I decided to ride the Black Mountain Cycles "Monsercross" model bike I have. The one I call either "Orange Crush" for obvious reasons, or "#49", which refers to its serial number designating it as the 49th BMC ever made and sold. I have it set up single speed, so this was factored into my route and how far I'd end up going.
|The roads were really pretty tame. Lots of good lines and hardly any chunky gravel. |
|It is too wet and chilly for planting now. The only activity I saw was this farmer moving some feed for cattle.|
I tried riding from the house and then down Sergeant Road bicycle trail to Aker Road and then I thought I'd go to Quarry Road and see how it was going there for me. I also needed a 'nature break', so I thought maybe that might happen there as well. The roads were fantastic. Lots of good lines due to the recent wet weather and hardly any chunky gravel sectors, although there were a few.
|Quarry Road looking East|
|I finally stopped here near the intersection of Quarry Road and Kimbal Avenue.|
I got to Quarry Road and just kept going East from that point. I felt pretty good, and the southeasterly headwind was no big deal. I kept pedaling until I found a bridge over a tributary of Miller Creek and there I stopped, finally, for that long awaited 'nature break'. It's tougher to find discrete places to take care of business when the crops are out!
|A little respite from the winds was provided by these woods near the intersection of Dysart Road and Quarry Road.|
|It has been a few years since I've seen standing water from rainfall in ditches!|
I had decided that I would try to get to Foulk Road at this point and then North to its intersection with the Cedar Valley Nature Trail. From there I'd have bike trail back almost to my home. But first I had to weather a few more miles of headwind and hills to get there.
Once I turned North on to Foulk Road, I was out of that headwind, but Foulk was covered in more chunky gravel than any of the other roads that I had been on so far, so it was basically a wash. But that was okay as I had on the WTB Raddler tires, which are really squared off tires, and those rode over the loose rocks just fine.

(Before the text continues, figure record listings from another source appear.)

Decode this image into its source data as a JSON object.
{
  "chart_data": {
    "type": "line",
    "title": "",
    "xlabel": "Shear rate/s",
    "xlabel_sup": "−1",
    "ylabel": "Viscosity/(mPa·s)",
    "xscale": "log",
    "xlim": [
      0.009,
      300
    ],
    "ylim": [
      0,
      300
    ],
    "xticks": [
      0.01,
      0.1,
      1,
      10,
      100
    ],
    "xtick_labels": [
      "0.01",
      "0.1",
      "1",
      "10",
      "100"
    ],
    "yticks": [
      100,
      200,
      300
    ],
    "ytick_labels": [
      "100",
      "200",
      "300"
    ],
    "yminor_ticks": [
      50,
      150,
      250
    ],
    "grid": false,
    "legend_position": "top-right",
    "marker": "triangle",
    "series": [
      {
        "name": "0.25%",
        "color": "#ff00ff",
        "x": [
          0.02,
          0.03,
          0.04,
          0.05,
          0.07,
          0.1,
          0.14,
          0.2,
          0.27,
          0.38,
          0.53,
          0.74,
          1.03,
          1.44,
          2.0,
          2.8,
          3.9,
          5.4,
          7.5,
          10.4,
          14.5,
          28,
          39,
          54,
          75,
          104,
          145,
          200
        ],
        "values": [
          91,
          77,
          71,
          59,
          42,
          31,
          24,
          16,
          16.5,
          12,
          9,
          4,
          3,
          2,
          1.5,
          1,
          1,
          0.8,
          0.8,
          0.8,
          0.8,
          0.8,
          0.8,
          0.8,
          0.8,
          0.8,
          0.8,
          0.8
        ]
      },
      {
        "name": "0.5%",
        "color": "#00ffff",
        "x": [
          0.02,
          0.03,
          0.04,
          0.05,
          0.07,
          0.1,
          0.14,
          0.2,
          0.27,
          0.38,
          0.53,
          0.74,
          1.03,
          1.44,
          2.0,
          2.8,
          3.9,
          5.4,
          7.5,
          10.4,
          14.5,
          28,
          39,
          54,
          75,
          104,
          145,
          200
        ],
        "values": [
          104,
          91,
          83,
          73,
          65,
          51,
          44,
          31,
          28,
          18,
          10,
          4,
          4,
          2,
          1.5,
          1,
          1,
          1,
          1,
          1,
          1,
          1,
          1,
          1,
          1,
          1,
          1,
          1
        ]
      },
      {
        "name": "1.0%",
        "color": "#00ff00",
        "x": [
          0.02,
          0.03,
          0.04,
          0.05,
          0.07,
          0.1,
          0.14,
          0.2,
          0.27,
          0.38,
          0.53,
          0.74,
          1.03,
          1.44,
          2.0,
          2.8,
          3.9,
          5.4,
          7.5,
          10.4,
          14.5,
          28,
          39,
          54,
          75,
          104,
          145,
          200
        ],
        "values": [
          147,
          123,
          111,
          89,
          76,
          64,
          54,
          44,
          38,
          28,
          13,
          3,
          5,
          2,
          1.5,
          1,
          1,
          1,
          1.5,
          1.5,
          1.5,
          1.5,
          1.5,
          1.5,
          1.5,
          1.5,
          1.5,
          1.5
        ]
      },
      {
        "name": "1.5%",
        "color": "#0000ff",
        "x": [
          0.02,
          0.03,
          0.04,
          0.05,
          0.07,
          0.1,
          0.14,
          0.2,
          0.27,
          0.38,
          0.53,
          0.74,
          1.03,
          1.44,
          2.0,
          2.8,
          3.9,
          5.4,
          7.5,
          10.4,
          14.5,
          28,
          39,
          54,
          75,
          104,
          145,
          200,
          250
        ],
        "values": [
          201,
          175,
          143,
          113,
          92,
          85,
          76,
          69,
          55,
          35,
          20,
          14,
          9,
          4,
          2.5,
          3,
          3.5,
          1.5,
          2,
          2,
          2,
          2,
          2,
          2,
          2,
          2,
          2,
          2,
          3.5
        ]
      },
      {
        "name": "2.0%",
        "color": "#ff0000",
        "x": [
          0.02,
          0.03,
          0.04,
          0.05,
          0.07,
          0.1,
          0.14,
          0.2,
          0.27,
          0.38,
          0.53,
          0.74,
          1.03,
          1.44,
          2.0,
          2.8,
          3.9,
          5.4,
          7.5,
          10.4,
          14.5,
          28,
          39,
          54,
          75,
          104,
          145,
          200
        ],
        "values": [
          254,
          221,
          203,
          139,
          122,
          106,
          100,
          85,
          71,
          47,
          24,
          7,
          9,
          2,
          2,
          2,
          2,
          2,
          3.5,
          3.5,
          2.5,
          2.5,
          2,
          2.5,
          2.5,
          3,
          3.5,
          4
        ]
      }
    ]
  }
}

|A rough looking shack seen along Foulk Road.|
|I only had to ride about a mile of the CVNT to get to Evansdale.|
Once Foulk Road crosses HWY 218, it turns to a chip seal road until you get a couple more miles in and then it dead ends at the CVNT. Here I turned left and went about a mile before crossing the Cedar River. Just before the bridge I saw a figure crouched alongside the trail ahead in the distance. A rider with bike trouble? Nope! It was a woman taking her leisure during a 'nature break' of her own. What can you do? I just waved politely and kept on moving. She returned the wave. Life goes on....
|The Cedar River as seen from the dike near Evansdale. The river hasn't been this high in two and a half years. |
I wound my way through Evansdale on bike paths and the designated bike lane until I got to the riverside trail which leads from the outskirts of Evansdale to down town Waterloo. Then it was an easy six or seven blocks to the house, and that was the end of the ride.
I got in a solid two and a half hours on the ol' single speed Orange Crush. It was a very nice outing. Not too much of anything, and I was happy I got to ride for more than two hours.